Georgia’s heartbeat abortion ban tests FDA limits on pill access

The revived abortion law in Georgia places a new strain on people who turn to drugs to terminate pregnancies and contributes to an ongoing battle over state-federal boundaries.

The Eleventh Circuit’s decision to have Georgia ban abortions after a fetal heartbeat was detected creates a thorny situation for people who rely on mifepristone — a drug long ago approved by the Food and Drug Administration to treat pregnancies up to 10 weeks to finish. Many Georgians are now effectively barred from using the drug after the sixth week of pregnancy, despite FDA regulations allowing that time frame, lawyers say.

“It’s really going to limit the ability of Georgians to have an abortion of any kind,” said Rachel Rebouche, interim dean at Temple University’s Beasley School of Law.

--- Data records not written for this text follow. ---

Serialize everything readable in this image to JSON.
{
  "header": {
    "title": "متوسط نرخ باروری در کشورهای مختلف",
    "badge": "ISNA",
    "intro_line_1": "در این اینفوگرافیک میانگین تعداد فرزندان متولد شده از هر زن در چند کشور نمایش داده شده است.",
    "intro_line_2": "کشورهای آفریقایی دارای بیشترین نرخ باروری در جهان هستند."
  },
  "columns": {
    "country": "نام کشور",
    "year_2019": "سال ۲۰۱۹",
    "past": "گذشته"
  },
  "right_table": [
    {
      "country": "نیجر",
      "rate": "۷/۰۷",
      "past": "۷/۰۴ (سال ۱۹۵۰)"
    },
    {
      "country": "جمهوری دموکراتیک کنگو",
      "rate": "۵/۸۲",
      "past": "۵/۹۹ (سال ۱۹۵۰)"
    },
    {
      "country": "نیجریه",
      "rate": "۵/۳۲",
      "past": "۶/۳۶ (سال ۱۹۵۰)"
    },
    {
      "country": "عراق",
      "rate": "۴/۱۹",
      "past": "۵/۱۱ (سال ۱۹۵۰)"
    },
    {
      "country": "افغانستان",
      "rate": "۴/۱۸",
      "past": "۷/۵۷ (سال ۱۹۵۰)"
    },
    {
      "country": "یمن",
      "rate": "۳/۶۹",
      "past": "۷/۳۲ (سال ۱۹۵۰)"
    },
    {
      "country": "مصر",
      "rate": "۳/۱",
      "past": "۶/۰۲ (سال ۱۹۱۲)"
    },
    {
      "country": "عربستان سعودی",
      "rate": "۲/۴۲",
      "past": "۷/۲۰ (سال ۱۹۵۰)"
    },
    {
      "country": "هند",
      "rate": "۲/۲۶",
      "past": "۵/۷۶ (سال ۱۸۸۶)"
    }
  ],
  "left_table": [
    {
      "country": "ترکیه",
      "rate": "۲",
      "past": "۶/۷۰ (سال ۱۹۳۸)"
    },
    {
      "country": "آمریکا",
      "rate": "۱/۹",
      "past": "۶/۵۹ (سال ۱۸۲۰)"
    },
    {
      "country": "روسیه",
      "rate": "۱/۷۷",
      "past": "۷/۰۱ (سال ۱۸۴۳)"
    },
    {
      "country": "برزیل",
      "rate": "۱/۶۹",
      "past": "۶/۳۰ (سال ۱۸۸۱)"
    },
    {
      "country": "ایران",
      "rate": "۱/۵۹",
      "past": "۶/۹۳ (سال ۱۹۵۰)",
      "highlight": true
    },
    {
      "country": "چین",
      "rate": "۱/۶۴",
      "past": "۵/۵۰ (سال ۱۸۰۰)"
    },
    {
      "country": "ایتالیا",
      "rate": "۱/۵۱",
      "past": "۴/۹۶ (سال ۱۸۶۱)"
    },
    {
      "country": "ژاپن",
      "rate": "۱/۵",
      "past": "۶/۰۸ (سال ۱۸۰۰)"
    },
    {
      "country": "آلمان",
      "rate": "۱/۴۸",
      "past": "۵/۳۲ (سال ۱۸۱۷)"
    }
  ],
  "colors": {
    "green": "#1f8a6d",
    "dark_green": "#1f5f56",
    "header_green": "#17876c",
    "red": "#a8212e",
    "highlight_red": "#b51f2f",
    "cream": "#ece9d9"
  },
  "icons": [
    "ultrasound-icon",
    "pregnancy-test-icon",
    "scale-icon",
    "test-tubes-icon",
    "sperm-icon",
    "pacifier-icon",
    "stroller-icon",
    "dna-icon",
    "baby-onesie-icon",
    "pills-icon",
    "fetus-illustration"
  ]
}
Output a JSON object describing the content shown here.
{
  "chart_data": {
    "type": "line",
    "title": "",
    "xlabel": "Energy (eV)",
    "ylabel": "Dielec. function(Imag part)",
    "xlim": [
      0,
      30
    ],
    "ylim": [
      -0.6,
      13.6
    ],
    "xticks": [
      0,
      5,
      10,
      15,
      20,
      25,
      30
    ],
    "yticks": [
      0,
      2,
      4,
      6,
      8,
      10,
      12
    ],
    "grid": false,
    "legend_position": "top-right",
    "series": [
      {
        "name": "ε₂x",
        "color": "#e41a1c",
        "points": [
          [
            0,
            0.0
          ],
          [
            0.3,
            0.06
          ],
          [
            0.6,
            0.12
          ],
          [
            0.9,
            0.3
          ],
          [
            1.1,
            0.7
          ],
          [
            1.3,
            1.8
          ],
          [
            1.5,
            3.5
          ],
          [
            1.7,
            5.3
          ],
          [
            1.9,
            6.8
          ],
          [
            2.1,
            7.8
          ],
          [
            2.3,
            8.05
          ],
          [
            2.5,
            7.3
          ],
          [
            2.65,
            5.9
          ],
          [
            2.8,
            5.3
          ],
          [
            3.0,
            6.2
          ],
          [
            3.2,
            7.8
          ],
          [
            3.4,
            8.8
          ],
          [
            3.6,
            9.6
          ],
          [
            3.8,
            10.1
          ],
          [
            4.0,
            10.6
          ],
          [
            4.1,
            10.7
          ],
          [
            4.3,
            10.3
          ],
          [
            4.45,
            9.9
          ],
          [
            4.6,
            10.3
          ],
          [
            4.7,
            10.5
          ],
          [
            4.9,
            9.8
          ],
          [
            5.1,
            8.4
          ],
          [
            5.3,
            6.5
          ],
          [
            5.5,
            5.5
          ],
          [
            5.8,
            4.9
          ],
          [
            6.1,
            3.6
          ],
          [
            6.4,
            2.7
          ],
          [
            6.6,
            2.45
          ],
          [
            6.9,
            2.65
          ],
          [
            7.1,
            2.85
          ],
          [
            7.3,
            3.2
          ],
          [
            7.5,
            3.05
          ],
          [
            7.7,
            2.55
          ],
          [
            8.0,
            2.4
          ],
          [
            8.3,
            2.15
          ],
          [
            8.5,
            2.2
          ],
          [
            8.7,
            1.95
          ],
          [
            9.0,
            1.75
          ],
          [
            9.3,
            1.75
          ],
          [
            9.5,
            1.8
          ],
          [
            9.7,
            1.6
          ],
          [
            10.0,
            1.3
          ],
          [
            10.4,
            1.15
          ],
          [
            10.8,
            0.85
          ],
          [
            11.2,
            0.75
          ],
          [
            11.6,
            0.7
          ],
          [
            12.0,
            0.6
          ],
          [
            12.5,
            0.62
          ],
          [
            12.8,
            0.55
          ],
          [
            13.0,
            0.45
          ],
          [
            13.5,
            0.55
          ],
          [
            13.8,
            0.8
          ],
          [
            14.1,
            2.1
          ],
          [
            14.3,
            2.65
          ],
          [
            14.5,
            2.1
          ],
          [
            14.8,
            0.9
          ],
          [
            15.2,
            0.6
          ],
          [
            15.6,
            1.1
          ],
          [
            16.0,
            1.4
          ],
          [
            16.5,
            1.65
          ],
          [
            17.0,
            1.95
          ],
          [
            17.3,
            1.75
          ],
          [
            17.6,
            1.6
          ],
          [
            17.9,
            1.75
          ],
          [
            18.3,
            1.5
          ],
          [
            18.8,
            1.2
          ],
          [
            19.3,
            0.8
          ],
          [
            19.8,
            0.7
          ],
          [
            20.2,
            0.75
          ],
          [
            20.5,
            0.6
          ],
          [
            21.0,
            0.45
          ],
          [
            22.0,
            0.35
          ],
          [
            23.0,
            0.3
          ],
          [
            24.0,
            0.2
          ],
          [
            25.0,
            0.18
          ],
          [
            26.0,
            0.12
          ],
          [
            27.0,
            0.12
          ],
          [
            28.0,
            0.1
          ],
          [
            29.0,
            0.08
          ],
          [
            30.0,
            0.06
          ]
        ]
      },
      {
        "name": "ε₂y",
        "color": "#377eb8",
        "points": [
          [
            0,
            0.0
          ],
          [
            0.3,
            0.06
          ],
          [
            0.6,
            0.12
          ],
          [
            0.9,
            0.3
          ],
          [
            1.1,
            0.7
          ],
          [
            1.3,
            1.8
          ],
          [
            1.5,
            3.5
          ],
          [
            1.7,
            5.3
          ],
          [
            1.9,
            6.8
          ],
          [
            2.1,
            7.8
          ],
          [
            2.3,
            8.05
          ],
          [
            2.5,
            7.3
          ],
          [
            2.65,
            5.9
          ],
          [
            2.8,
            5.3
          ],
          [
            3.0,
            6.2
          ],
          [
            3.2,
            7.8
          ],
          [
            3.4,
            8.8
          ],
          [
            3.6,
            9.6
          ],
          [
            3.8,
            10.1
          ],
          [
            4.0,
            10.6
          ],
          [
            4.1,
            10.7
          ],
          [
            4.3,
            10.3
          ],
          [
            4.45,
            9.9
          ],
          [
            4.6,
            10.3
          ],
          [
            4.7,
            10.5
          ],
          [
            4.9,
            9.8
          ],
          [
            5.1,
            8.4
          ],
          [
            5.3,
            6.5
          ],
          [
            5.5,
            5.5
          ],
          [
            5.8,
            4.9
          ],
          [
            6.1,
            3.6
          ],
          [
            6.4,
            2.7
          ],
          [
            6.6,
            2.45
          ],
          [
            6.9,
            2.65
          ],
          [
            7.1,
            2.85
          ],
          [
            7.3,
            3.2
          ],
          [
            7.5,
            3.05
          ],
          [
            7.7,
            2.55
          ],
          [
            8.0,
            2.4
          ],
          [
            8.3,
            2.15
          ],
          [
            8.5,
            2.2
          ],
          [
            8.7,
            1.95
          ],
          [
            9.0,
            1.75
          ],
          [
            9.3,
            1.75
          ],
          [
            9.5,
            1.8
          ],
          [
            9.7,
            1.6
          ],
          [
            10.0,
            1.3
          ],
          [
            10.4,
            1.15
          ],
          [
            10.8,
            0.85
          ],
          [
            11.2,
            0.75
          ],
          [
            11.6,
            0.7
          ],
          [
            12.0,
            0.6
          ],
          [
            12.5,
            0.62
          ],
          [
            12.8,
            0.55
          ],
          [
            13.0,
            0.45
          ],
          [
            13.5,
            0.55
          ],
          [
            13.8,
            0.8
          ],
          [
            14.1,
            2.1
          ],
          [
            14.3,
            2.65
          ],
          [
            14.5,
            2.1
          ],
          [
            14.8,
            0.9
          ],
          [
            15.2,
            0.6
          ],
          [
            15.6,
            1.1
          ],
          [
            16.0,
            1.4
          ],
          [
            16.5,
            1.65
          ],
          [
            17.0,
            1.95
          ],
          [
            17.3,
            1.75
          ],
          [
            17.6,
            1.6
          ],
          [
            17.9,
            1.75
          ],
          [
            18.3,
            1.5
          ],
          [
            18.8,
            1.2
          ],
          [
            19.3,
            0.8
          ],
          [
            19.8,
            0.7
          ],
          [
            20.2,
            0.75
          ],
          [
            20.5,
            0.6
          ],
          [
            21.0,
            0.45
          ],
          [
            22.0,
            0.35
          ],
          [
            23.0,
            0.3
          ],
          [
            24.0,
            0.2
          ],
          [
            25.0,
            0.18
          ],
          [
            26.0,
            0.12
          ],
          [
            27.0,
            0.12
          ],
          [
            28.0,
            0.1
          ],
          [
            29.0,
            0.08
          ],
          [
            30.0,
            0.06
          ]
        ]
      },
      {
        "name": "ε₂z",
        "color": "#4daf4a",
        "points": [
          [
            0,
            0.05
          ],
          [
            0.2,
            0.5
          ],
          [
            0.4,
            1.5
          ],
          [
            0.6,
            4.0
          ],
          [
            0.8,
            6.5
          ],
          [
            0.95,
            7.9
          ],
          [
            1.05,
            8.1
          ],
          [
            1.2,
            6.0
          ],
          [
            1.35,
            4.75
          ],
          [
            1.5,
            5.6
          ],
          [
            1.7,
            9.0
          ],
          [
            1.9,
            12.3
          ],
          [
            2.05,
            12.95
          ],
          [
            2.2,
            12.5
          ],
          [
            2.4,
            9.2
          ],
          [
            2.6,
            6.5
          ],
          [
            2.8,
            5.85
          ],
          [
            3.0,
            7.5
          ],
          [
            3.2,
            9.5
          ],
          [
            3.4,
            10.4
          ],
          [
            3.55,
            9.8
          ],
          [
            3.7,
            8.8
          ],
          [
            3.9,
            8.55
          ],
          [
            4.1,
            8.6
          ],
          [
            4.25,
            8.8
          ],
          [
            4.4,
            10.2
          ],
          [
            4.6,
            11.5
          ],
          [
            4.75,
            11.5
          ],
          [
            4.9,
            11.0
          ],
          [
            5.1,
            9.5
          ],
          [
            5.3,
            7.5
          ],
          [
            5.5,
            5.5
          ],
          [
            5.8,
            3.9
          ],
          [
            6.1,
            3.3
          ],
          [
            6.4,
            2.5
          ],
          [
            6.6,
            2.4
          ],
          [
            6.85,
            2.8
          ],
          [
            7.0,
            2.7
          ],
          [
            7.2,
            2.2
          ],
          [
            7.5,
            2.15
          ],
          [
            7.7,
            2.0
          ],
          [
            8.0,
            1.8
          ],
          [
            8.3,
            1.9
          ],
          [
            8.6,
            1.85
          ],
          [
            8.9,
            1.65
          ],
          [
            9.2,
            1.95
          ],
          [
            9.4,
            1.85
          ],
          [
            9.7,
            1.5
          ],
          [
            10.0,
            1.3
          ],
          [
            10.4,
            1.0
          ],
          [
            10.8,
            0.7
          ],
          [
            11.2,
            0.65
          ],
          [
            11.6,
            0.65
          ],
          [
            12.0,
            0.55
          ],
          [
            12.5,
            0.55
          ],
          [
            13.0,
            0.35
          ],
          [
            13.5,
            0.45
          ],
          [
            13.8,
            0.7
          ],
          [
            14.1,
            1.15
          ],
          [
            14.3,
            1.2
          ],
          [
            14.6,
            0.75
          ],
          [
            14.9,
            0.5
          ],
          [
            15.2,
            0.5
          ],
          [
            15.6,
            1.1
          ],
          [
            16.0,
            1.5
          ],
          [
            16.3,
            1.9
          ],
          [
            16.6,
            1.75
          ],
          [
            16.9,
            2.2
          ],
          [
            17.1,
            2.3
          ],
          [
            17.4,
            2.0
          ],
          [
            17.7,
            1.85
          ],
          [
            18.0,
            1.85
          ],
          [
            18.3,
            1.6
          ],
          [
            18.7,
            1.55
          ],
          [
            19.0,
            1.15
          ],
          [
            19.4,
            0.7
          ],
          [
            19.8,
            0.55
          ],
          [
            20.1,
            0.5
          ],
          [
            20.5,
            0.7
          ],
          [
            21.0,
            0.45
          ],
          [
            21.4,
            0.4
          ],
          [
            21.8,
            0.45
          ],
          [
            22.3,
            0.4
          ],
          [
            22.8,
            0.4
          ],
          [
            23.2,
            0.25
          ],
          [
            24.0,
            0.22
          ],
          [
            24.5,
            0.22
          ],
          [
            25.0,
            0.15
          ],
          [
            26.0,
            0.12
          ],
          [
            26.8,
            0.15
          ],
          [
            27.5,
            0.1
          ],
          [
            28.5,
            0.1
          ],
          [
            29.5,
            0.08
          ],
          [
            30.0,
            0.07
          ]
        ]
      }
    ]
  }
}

Local officials, courts, advocacy groups and attorneys are struggling to make sense of an increasingly complicated post-Roe legal landscape, where access to pregnancy termination services varies from state to state. Legal experts say the U.S. Eleventh Circuit Court of Appeals decision represents the latest obstacle to people hoping to use drugs to terminate a pregnancy.

“Medication-related abortion before six weeks is still legal. This is of course a very tight timeframe,” said Rebouche. “You should essentially know you’re pregnant right away.”

“Playing games with people’s lives”

In overturning the lower court’s injunction, the Eleventh Circuit took the unusual step of allowing Georgia’s abortion ban to go into effect immediately, rather than waiting the usual 28 days for enforcement.

Georgia residents who already have abortion plans are now being placed in an “unnecessarily complicated situation,” said Kirsten Moore, director of the Expanding Medication Abortion Access Project.

“If you’re going to be seven weeks and a day at the time of this visit, you need to put that aside now and figure out how to get to another provider in another state,” Moore said. “The courts and the politicians play with people’s lives.”

The ruling will make it even harder for people who want a medical abortion, which accounted for about 42% of all abortions in the United States in 2019, according to the Centers for Disease Control and Prevention.

A federal district court in Mississippi is currently considering access to mifepristone in a case that could impact statewide access. GenBioPro — the maker of a generic version of mifepristone — is urging a federal judge to rule that the FDA’s prescribing and dispensing rules outweigh Mississippi’s stricter requirements.

A GenBioPro win could open the door to separate preemption lawsuits over abortion laws in Georgia and other states. But Georgia residents looking for mifepristone after the six-week hiatus may be left with options given the current climate.

“If a state can ban abortion, like Georgia is doing here, then so does all abortion,” said Greer Donley, an assistant professor of law in the University of Pittsburgh School of Law. “Most states do not define it by any particular means, but by any means of terminating the pregnancy.”

Often, state abortion bans would not prosecute a pregnant person, Donley said, leaving “a certain loophole” for someone using an abortion pill. However, this is far from “a purely risk-free activity” as states can use other laws to prosecute users of the pills, such as: B. Fetus or Child Abuse Laws.

question of enforcement

The extent of the impact on patients may depend on how far Georgian officials go in enforcing the state’s ban on abortion.

“States have not been very successful in stopping this use, possession and distribution of other prohibited substances,” said Wendy Parmet, director of Northeastern University’s Center for Health Policy and Law. “I doubt they’ll really be able to stop using it.”

It’s unclear whether states want to build “the kind of policing surveillance state that would be necessary” to restrict access to pills, Parmet said. From a legal standpoint, however, the Eleventh Circuit’s opinion suggests that convincing some courts that FDA regulations pre-empt state restrictions will be difficult, raising a host of new questions in the process.

“Can the state prohibit interstate importation? Can the state take action against out-of-states that ship abortion drugs into a state? Parmet asked.

“We are in the first phase of a tsunami of litigation,” she said.